Jaime, Jaime, Jaime. You know I once read a paper on creating good villains for film and one of its main points was this; if you wanted to create a villain that nobody could empathize with, just a piece of shit who nobody likes, you make them a rapist. I wonder if the director of that episode ever read it? Probably not, Alex Graves strikes me as kind of a shithead. I mean anyone who says that rape can be "consensual by the end" can fuck right off the edge of my dick. That scene I'm the sept of Baelor was handled differently in the books, as has been discussed numerous times, and consent was clearly given in the books. But now we have Jaime rape his sister right in the middle of what is supposed to be his redemptive character arc? Now I'm not opposed to depictions of sexual violence in media, I don't enjoy it either. Sexual violence has touched my life and the lives of people I care about, and can be handled with the proper gravitas that such a traumatic event deserves. A good recent example of rape being handled appropriately is the most recent issue of Invincible, (a superhero comic by Robert Kirkman, of TWD fame). I'm not a psychic so I can't look into the future and see if Jaime's horrible actions will actually have any meaningful impact on they're relationship (Cersei is already in a really bad place in the books at this point). But considering that at this point in the books Jamie is already drawing away from her, I seriously doubt it. We only got one scene of them together this episode and Jaime seems neither aware nor repentant of his actions. Likewise Cersei was about as cold to him as she'd been since he'd come back. Between this and the director's opinion that he was filming a consensual sex scene, I'm actually a bit disgusted at how poorly they're handling this. Having a character be raped and then not bother to address it and treat it as consensual is disgusting and guess what? Rape culture. When a director (along with whoever wrote that scene and whatever dumbass ok'd it) films a rape scene and then plays it off as fine in the story because it was "consensual by the end" that's exactly the kind of thing that that term describes.

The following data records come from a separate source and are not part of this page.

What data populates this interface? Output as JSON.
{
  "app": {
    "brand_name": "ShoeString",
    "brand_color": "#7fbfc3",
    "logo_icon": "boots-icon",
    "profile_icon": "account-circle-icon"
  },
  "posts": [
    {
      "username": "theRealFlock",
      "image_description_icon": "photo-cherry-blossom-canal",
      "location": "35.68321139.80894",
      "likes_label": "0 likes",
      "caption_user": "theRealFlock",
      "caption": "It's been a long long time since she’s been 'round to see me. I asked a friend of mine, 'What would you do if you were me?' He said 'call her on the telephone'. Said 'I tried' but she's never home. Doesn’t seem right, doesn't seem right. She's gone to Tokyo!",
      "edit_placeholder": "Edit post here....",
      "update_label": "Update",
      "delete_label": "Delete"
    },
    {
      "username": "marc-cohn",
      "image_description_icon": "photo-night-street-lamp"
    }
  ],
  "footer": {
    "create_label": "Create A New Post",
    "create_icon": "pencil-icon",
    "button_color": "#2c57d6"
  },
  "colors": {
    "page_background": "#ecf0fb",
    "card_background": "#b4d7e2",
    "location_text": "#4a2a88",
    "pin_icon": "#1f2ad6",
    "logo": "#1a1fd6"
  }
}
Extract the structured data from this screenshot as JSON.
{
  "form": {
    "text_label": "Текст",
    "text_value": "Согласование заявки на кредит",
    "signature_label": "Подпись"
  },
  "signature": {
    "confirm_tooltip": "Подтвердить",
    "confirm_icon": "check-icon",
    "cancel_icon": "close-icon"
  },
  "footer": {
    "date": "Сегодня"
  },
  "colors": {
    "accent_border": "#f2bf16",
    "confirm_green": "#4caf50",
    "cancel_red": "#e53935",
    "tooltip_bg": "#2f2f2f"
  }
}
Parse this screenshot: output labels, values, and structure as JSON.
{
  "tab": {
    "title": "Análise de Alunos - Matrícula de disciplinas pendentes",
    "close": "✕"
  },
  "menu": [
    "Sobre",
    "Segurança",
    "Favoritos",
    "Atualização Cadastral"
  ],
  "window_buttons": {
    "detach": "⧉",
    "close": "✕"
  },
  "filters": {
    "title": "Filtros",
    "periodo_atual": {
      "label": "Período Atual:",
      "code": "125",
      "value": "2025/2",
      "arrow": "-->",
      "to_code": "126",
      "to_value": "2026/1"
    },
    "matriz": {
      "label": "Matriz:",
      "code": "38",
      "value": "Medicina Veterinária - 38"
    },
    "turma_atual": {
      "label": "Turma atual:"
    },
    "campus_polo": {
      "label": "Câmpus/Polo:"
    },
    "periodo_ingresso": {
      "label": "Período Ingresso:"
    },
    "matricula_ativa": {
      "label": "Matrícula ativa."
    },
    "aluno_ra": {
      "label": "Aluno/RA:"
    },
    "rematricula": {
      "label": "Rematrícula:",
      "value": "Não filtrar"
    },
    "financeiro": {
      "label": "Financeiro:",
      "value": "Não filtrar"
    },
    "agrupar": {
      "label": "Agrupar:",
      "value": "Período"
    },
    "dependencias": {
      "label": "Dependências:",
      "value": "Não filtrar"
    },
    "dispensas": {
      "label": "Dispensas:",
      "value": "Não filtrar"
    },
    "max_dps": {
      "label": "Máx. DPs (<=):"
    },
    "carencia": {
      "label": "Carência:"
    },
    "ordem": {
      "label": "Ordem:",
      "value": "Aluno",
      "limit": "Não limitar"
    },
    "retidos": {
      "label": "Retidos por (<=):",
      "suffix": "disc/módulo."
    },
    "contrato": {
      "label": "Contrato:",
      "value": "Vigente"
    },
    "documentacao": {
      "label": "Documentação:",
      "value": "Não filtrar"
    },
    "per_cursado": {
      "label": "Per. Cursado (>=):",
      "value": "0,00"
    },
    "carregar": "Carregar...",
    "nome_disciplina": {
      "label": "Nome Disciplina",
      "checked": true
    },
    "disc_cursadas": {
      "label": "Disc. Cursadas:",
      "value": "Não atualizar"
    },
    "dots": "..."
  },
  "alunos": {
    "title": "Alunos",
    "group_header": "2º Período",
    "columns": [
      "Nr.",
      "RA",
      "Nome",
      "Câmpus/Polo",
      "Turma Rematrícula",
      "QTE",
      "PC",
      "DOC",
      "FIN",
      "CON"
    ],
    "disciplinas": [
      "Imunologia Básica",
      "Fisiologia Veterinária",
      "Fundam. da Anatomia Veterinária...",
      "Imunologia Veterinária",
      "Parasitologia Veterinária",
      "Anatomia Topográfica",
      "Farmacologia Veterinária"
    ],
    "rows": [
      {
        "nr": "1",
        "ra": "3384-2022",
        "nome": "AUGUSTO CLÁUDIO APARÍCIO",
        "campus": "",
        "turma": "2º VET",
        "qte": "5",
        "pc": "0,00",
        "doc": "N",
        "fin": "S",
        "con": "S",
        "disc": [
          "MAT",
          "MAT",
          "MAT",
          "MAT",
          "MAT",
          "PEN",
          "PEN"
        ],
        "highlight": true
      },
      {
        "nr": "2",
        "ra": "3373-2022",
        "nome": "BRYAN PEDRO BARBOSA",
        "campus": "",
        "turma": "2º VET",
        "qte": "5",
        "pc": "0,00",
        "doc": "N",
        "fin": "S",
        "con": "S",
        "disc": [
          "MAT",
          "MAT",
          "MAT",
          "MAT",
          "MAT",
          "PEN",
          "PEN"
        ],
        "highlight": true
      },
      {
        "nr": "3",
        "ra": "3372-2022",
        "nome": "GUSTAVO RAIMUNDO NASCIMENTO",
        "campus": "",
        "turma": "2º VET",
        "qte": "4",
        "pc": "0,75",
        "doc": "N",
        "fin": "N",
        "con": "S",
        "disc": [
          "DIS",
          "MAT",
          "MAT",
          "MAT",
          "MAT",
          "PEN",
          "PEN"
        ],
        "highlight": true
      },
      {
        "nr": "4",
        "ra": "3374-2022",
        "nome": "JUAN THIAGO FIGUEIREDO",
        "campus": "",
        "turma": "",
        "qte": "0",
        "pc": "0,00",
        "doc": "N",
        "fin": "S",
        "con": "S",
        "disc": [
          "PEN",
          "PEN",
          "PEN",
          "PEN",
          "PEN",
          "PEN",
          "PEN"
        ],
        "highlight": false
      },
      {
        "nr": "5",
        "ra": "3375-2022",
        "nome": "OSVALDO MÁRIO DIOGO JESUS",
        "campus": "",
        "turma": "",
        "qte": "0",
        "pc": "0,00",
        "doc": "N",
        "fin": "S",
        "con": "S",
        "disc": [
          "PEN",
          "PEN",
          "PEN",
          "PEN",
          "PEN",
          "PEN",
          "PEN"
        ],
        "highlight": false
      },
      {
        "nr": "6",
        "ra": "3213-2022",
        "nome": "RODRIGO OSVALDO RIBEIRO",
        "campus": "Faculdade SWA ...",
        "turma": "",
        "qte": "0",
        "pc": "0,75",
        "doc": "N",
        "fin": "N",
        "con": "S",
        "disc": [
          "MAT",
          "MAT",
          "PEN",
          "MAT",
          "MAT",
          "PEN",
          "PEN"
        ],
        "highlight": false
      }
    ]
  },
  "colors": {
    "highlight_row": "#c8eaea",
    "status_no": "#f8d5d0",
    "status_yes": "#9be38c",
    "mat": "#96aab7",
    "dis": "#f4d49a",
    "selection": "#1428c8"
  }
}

I really like the show and I love the source material so this concern is coming from a place of love. I want to keep watching while I wait for the next book to come out. I really do, but right now the show (at least in my opinion) should try and cleave a little closer to the source material. You can say whatever you want about the show and book being seperate entities and that statement is literally true, but it still is and always was intended to be as faithful and adaptation as they could make. I'm worried about you Game of Thrones!
One other thing that annoyed me; the fact that the people making the show know the general outline for the rest of the series. Basically what this boils down to for me is that they'll spoil things but worse; that they'll spoil then really badly. Like that dumb frozen throne/ice satan shit at the end. It's funny, I always remembered Martin describing the white walkers as creatures of otherworldly grace, silent snow shadows in shifting white armor with thin blades the color of ice. The female white walker the Night King married was supposed to be hot as hell, so why Instead do we get some generic looking ice zombies. I felt I was watching a Blizzard cutscene from Warcraft there at the end.